L’impact économique s’étend au-delà des soins de santé. Le projet devrait créer des milliers d’emplois dans la construction et des centaines de postes permanents une fois opérationnel. Les entreprises locales anticipent une activité accrue, particulièrement dans l’ouest de la ville, qui a connu un développement plus lent par rapport à d’autres secteurs.
Les séances d’engagement communautaire ont révélé à la fois enthousiasme et préoccupation parmi les résidents. Beaucoup se réjouissent de la promesse de services élargis et de temps d’attente réduits, tandis que d’autres s’inquiètent des implications fiscales potentielles et des changements dans leurs quartiers.
Pour les travailleurs de la santé, la nouvelle installation représente une chance de travailler dans des environnements conçus autour de modèles de soins contemporains. « Nous avons adapté des espaces du 19e siècle pour offrir une médecine du 21e siècle, » déclare Abigail Tenenbaum, infirmière à l’HGK. « Imaginez ce que nous pourrions faire dans des espaces réellement conçus pour les soins de santé modernes. »

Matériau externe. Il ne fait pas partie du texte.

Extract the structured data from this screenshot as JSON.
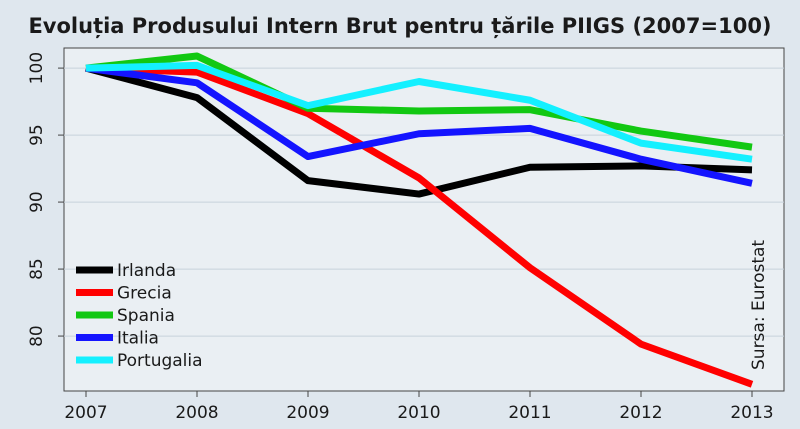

Le projet de Kingston reflète une tendance plus large à travers le Canada, alors que les communautés sont aux prises avec des infrastructures de santé vieillissantes. Selon l’Institut canadien d’information sur la santé, près de 40% des hôpitaux à l’échelle nationale ont plus de 50 ans, et nombreux sont ceux qui ne répondent pas aux normes actuelles en matière de contrôle des infections, de confidentialité et d’intégration technologique.
En terminant ma visite, je remarque une famille debout à la lisière de la propriété, pointant vers différentes zones comme s’ils imaginaient les futurs bâtiments. Leur fille de sept ans demande à son père: « Est-ce que mes enfants naîtront dans le nouvel hôpital? »

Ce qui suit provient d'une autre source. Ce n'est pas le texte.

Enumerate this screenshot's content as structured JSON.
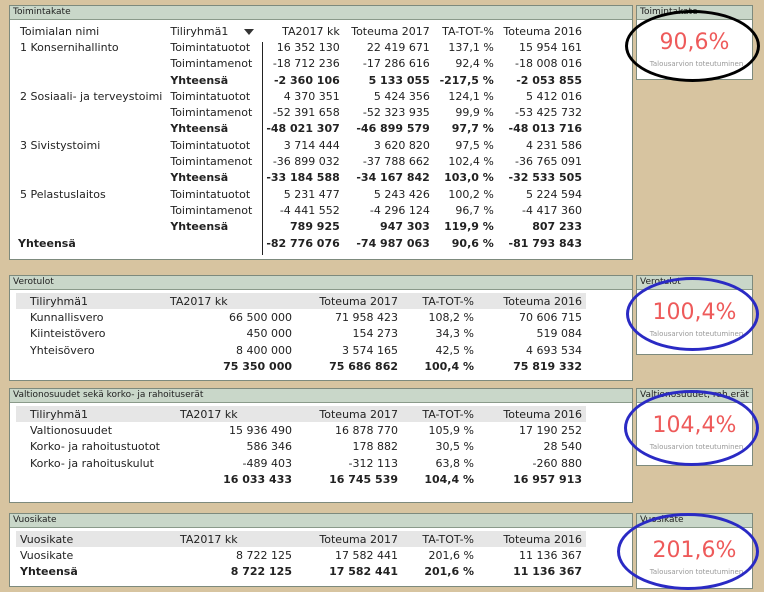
{
  "toimintakate": {
    "title": "Toimintakate",
    "headers": [
      "Toimialan nimi",
      "Tiliryhmä1",
      "TA2017 kk",
      "Toteuma 2017",
      "TA-TOT-%",
      "Toteuma 2016"
    ],
    "rows": [
      {
        "name": "1 Konsernihallinto",
        "group": "Toimintatuotot",
        "ta": "16 352 130",
        "tot": "22 419 671",
        "pct": "137,1 %",
        "tot16": "15 954 161"
      },
      {
        "name": "",
        "group": "Toimintamenot",
        "ta": "-18 712 236",
        "tot": "-17 286 616",
        "pct": "92,4 %",
        "tot16": "-18 008 016"
      },
      {
        "name": "",
        "group": "Yhteensä",
        "ta": "-2 360 106",
        "tot": "5 133 055",
        "pct": "-217,5 %",
        "tot16": "-2 053 855"
      },
      {
        "name": "2 Sosiaali- ja terveystoimi",
        "group": "Toimintatuotot",
        "ta": "4 370 351",
        "tot": "5 424 356",
        "pct": "124,1 %",
        "tot16": "5 412 016"
      },
      {
        "name": "",
        "group": "Toimintamenot",
        "ta": "-52 391 658",
        "tot": "-52 323 935",
        "pct": "99,9 %",
        "tot16": "-53 425 732"
      },
      {
        "name": "",
        "group": "Yhteensä",
        "ta": "-48 021 307",
        "tot": "-46 899 579",
        "pct": "97,7 %",
        "tot16": "-48 013 716"
      },
      {
        "name": "3 Sivistystoimi",
        "group": "Toimintatuotot",
        "ta": "3 714 444",
        "tot": "3 620 820",
        "pct": "97,5 %",
        "tot16": "4 231 586"
      },
      {
        "name": "",
        "group": "Toimintamenot",
        "ta": "-36 899 032",
        "tot": "-37 788 662",
        "pct": "102,4 %",
        "tot16": "-36 765 091"
      },
      {
        "name": "",
        "group": "Yhteensä",
        "ta": "-33 184 588",
        "tot": "-34 167 842",
        "pct": "103,0 %",
        "tot16": "-32 533 505"
      },
      {
        "name": "5 Pelastuslaitos",
        "group": "Toimintatuotot",
        "ta": "5 231 477",
        "tot": "5 243 426",
        "pct": "100,2 %",
        "tot16": "5 224 594"
      },
      {
        "name": "",
        "group": "Toimintamenot",
        "ta": "-4 441 552",
        "tot": "-4 296 124",
        "pct": "96,7 %",
        "tot16": "-4 417 360"
      },
      {
        "name": "",
        "group": "Yhteensä",
        "ta": "789 925",
        "tot": "947 303",
        "pct": "119,9 %",
        "tot16": "807 233"
      }
    ],
    "total": {
      "name": "Yhteensä",
      "ta": "-82 776 076",
      "tot": "-74 987 063",
      "pct": "90,6 %",
      "tot16": "-81 793 843"
    }
  },
  "verotulot": {
    "title": "Verotulot",
    "headers": [
      "Tiliryhmä1",
      "TA2017 kk",
      "Toteuma 2017",
      "TA-TOT-%",
      "Toteuma 2016"
    ],
    "rows": [
      {
        "name": "Kunnallisvero",
        "ta": "66 500 000",
        "tot": "71 958 423",
        "pct": "108,2 %",
        "tot16": "70 606 715"
      },
      {
        "name": "Kiinteistövero",
        "ta": "450 000",
        "tot": "154 273",
        "pct": "34,3 %",
        "tot16": "519 084"
      },
      {
        "name": "Yhteisövero",
        "ta": "8 400 000",
        "tot": "3 574 165",
        "pct": "42,5 %",
        "tot16": "4 693 534"
      }
    ],
    "total": {
      "ta": "75 350 000",
      "tot": "75 686 862",
      "pct": "100,4 %",
      "tot16": "75 819 332"
    }
  },
  "valtionosuudet": {
    "title": "Valtionosuudet sekä korko- ja rahoituserät",
    "headers": [
      "Tiliryhmä1",
      "TA2017 kk",
      "Toteuma 2017",
      "TA-TOT-%",
      "Toteuma 2016"
    ],
    "rows": [
      {
        "name": "Valtionosuudet",
        "ta": "15 936 490",
        "tot": "16 878 770",
        "pct": "105,9 %",
        "tot16": "17 190 252"
      },
      {
        "name": "Korko- ja rahoitustuotot",
        "ta": "586 346",
        "tot": "178 882",
        "pct": "30,5 %",
        "tot16": "28 540"
      },
      {
        "name": "Korko- ja rahoituskulut",
        "ta": "-489 403",
        "tot": "-312 113",
        "pct": "63,8 %",
        "tot16": "-260 880"
      }
    ],
    "total": {
      "ta": "16 033 433",
      "tot": "16 745 539",
      "pct": "104,4 %",
      "tot16": "16 957 913"
    }
  },
  "vuosikate": {
    "title": "Vuosikate",
    "headers": [
      "Vuosikate",
      "TA2017 kk",
      "Toteuma 2017",
      "TA-TOT-%",
      "Toteuma 2016"
    ],
    "rows": [
      {
        "name": "Vuosikate",
        "ta": "8 722 125",
        "tot": "17 582 441",
        "pct": "201,6 %",
        "tot16": "11 136 367"
      }
    ],
    "total": {
      "name": "Yhteensä",
      "ta": "8 722 125",
      "tot": "17 582 441",
      "pct": "201,6 %",
      "tot16": "11 136 367"
    }
  },
  "cards": [
    {
      "title": "Toimintakate",
      "value": "90,6%",
      "subtitle": "Talousarvion toteutuminen"
    },
    {
      "title": "Verotulot",
      "value": "100,4%",
      "subtitle": "Talousarvion toteutuminen"
    },
    {
      "title": "Valtionosuudet, rah.erät",
      "value": "104,4%",
      "subtitle": "Talousarvion toteutuminen"
    },
    {
      "title": "Vuosikate",
      "value": "201,6%",
      "subtitle": "Talousarvion toteutuminen"
    }
  ],
  "colors": {
    "kpi": "#ee5a5a",
    "ring_blue": "#2a2ac4",
    "ring_black": "#000000",
    "background": "#d7c4a0"
  },
  "icons": {
    "sort": "sort-down-icon"
  }
}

« Probablement, » répond-il, capturant à la fois le long calendrier et l’impact générationnel que ce projet représente pour Kingston et les communautés environnantes qu’il desservira.
Ce qui se présente aujourd’hui comme des champs ouverts se transformera, au cours de la prochaine décennie, en un centre de soins de santé servant les générations à venir. L’ampleur et la complexité du projet reflètent à la fois les défis et les opportunités auxquels font face les soins de santé dans les communautés canadiennes de taille moyenne – trouver l’équilibre entre l’expertise centralisée et les soins accessibles, entre les installations de pointe et les opérations durables, entre les besoins immédiats et la capacité future.